Fire of Love by The Gun Club
This is one of those debut albums where the band just seem to have plugged in and the magic poured out. Jeffrey Lee Pierce sings like a man possessed, as he rides the black train through the swampy backwaters of the deep South. The imagery in these songs is every bit as captivating as the swamp soaked, slide-guitar driven amphetamine blues they are set to. Hearing this as a 17 year old in a sleepy English backwater, long before the internet and blanket music coverage, was an exhilarating and unsettling experience. Enticing and intimidating worlds of lost highways and motel sex are conjured up with a well turned couplet. The front cover with its voodoo imagery and no band photo let the imagination run riot, and it still does every time I hear this record. It was always a dilemma to choose which side of this record to play first- the irresistible bar chords and inspirational gibberish lyrics of Sex Beat, or flip over for the slide guitar frenzy of Ghost on the Highway drenched in scorn and beautiful lyricism-
You are simply a liar- an animal who begs and steals
Until you become a bigger creature’s meal…
Other standouts include Jack on Fire– a sleazy masterpiece of voodoo and repetition- and Fire Spirit which builds to an impassioned crescendo with lyrics that manage to be both exhilarating and strangely enigmatic at the same time.

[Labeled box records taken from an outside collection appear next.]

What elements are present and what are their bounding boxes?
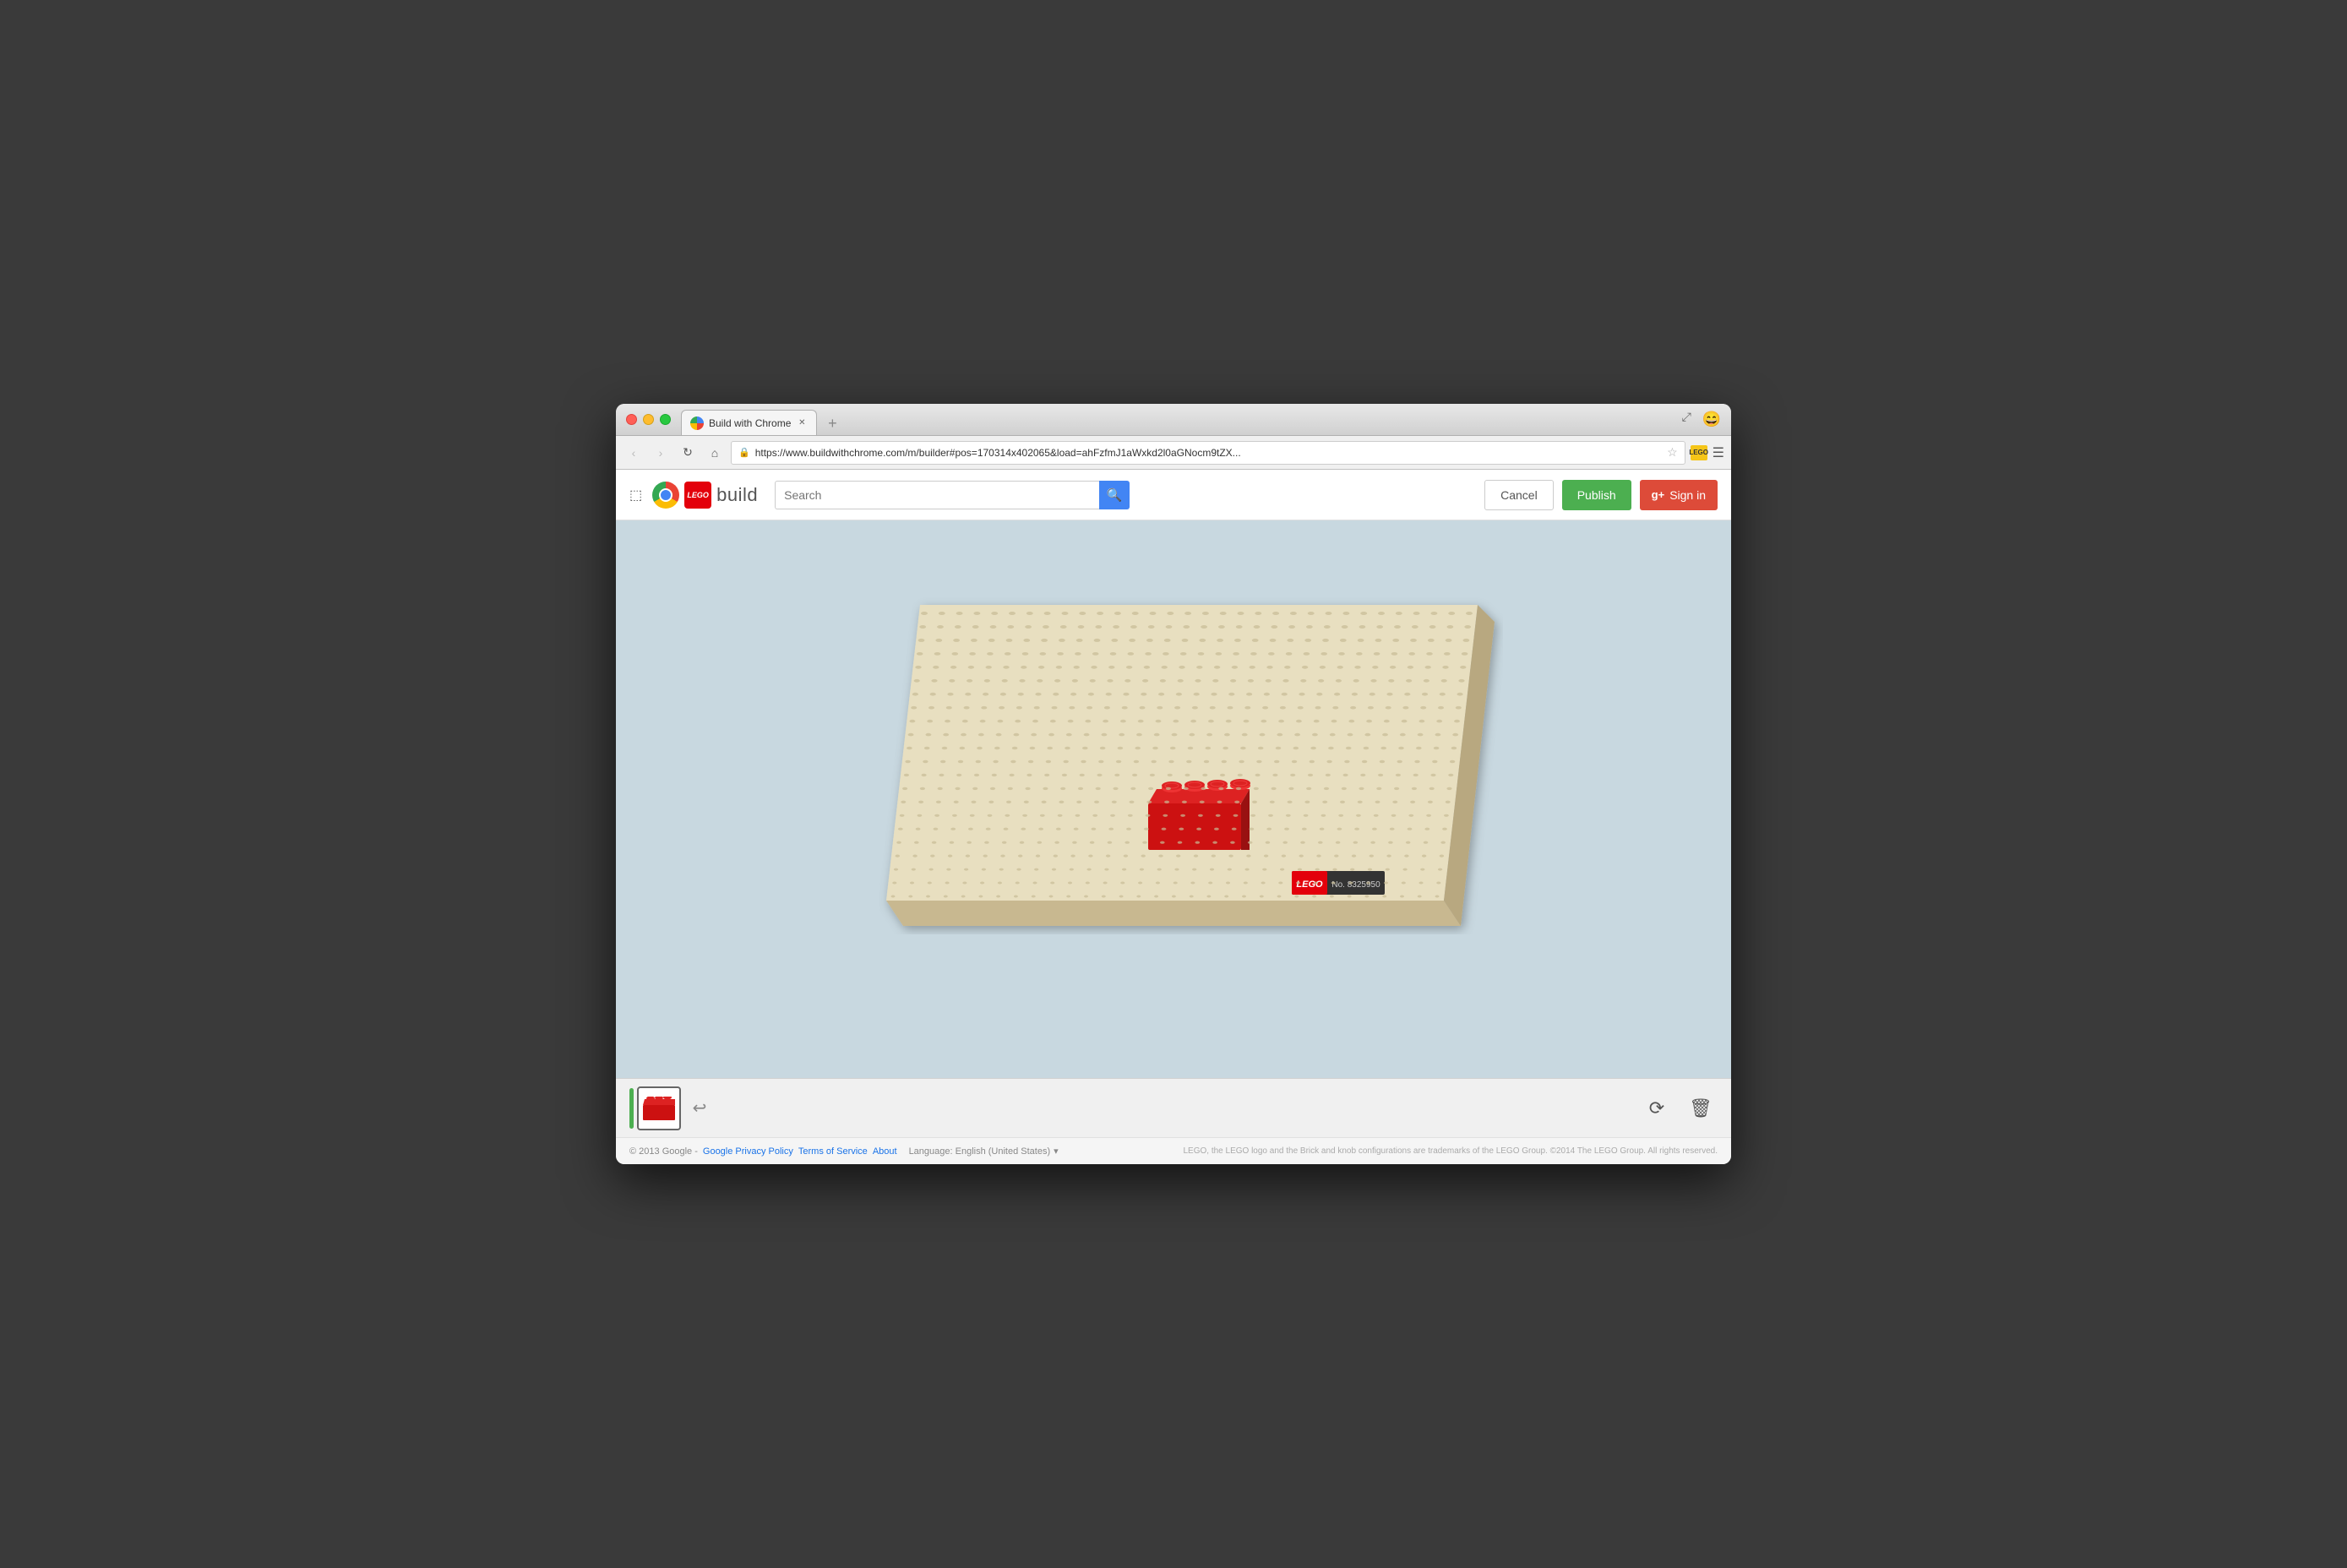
red-brick-thumbnail — [643, 1097, 675, 1120]
terms-link[interactable]: Terms of Service — [798, 1146, 868, 1157]
tab-close-icon[interactable]: ✕ — [796, 417, 808, 429]
search-input[interactable] — [775, 481, 1099, 509]
search-button[interactable]: 🔍 — [1099, 481, 1130, 509]
mac-window: Build with Chrome ✕ + ⤢ 😄 ‹ › ↻ ⌂ 🔒 http… — [616, 404, 1731, 1164]
bookmark-star-icon[interactable]: ☆ — [1667, 445, 1678, 460]
lego-logo: LEGO — [684, 482, 711, 509]
history-button[interactable]: ⟳ — [1640, 1092, 1674, 1125]
tab-favicon — [690, 416, 704, 430]
header-right: Cancel Publish g+ Sign in — [1484, 480, 1718, 510]
tab-label: Build with Chrome — [709, 417, 791, 429]
privacy-link[interactable]: Google Privacy Policy — [703, 1146, 793, 1157]
rotate-button[interactable]: ↩ — [684, 1093, 715, 1124]
ssl-icon: 🔒 — [738, 447, 750, 458]
red-lego-brick[interactable] — [1148, 779, 1250, 850]
lego-extension-icon[interactable]: LEGO — [1691, 445, 1707, 460]
trash-button[interactable]: 🗑 — [1684, 1092, 1718, 1125]
signin-label: Sign in — [1669, 488, 1706, 502]
signin-button[interactable]: g+ Sign in — [1640, 480, 1718, 510]
new-tab-button[interactable]: + — [820, 411, 844, 435]
forward-button[interactable]: › — [650, 442, 672, 464]
language-dropdown-icon: ▾ — [1054, 1146, 1059, 1157]
rotate-icon: ↩ — [693, 1097, 707, 1119]
app-header: ⬚ LEGO build 🔍 Cancel Publish g+ Sign in — [616, 470, 1731, 520]
share-icon[interactable]: ⬚ — [629, 487, 642, 504]
publish-button[interactable]: Publish — [1562, 480, 1631, 510]
baseplate-svg: /* dots rendered via polygon pattern */ — [869, 537, 1503, 934]
minimize-button[interactable] — [643, 414, 654, 425]
menu-icon[interactable]: ☰ — [1713, 444, 1724, 461]
expand-icon[interactable]: ⤢ — [1682, 411, 1694, 422]
gplus-icon: g+ — [1652, 488, 1665, 501]
language-text: Language: English (United States) — [909, 1146, 1051, 1157]
baseplate-container: /* dots rendered via polygon pattern */ — [869, 537, 1503, 934]
brick-palette: ↩ — [629, 1086, 715, 1130]
url-bar[interactable]: 🔒 https://www.buildwithchrome.com/m/buil… — [731, 441, 1685, 465]
active-tab[interactable]: Build with Chrome ✕ — [681, 410, 817, 435]
title-bar: Build with Chrome ✕ + ⤢ 😄 — [616, 404, 1731, 436]
baseplate-label: LEGO No. 8325950 — [1292, 871, 1385, 895]
app-title: build — [716, 484, 758, 506]
back-button[interactable]: ‹ — [623, 442, 645, 464]
toolbar-right: ⟳ 🗑 — [1640, 1092, 1718, 1125]
history-icon: ⟳ — [1649, 1097, 1664, 1119]
maximize-button[interactable] — [660, 414, 671, 425]
refresh-button[interactable]: ↻ — [677, 442, 699, 464]
svg-text:LEGO: LEGO — [1296, 879, 1323, 890]
url-text: https://www.buildwithchrome.com/m/builde… — [755, 447, 1662, 459]
close-button[interactable] — [626, 414, 637, 425]
address-bar: ‹ › ↻ ⌂ 🔒 https://www.buildwithchrome.co… — [616, 436, 1731, 470]
search-icon: 🔍 — [1107, 487, 1123, 503]
lego-trademark: LEGO, the LEGO logo and the Brick and kn… — [1183, 1146, 1718, 1156]
search-bar-area: 🔍 — [775, 481, 1130, 509]
cancel-button[interactable]: Cancel — [1484, 480, 1554, 510]
trash-icon: 🗑 — [1689, 1097, 1713, 1119]
window-controls: ⤢ 😄 — [1682, 411, 1721, 428]
home-button[interactable]: ⌂ — [704, 442, 726, 464]
copyright-text: © 2013 Google - — [629, 1146, 698, 1157]
about-link[interactable]: About — [873, 1146, 897, 1157]
brick-item-red[interactable] — [637, 1086, 681, 1130]
language-select[interactable]: Language: English (United States) ▾ — [909, 1146, 1059, 1157]
emoji-icon: 😄 — [1702, 411, 1721, 428]
footer: © 2013 Google - Google Privacy Policy Te… — [616, 1137, 1731, 1164]
svg-text:No. 8325950: No. 8325950 — [1331, 880, 1380, 890]
chrome-logo — [652, 482, 679, 509]
bottom-toolbar: ↩ ⟳ 🗑 — [616, 1078, 1731, 1137]
palette-indicator — [629, 1088, 634, 1129]
traffic-lights — [626, 414, 671, 425]
extension-icons: LEGO ☰ — [1691, 444, 1724, 461]
home-icon: ⌂ — [711, 446, 718, 460]
main-canvas[interactable]: /* dots rendered via polygon pattern */ — [616, 520, 1731, 1078]
refresh-icon: ↻ — [683, 445, 693, 460]
app-logo-area: LEGO build — [652, 482, 758, 509]
forward-icon: › — [659, 446, 663, 460]
tab-area: Build with Chrome ✕ + — [681, 404, 844, 435]
back-icon: ‹ — [632, 446, 636, 460]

The Gun Club never quite scaled the same heights again, with endless line up changes and various addictions doubtlessly taking their toll, but they set the bar so high with their debut there was really no way to take this new sound much further. Years later, Las Vegas Story was a noble and ambitious change of direction, and certainly has moments of majesty, largely thanks to Jeffrey Lee’s emotionally charged delivery, but for the first time listener The Fire of Love is the only place to start- sit back and feel the Voodoo!
(The closest you can come to experiencing The Gun Club magic live, now Jeffrey Lee has moved on, is to catch original member Kid Congo’s with his Pink Monkey Birds, as they often perform a choice selection from this album alongside their own mix of late night twang and Fall style twisters.
Jeffrey songs continue to inspire through the We are Only Riders project, already on its third release and attracting artists of the calibre of Nick Cave and Debbie Harry. Definitely worth a listen.)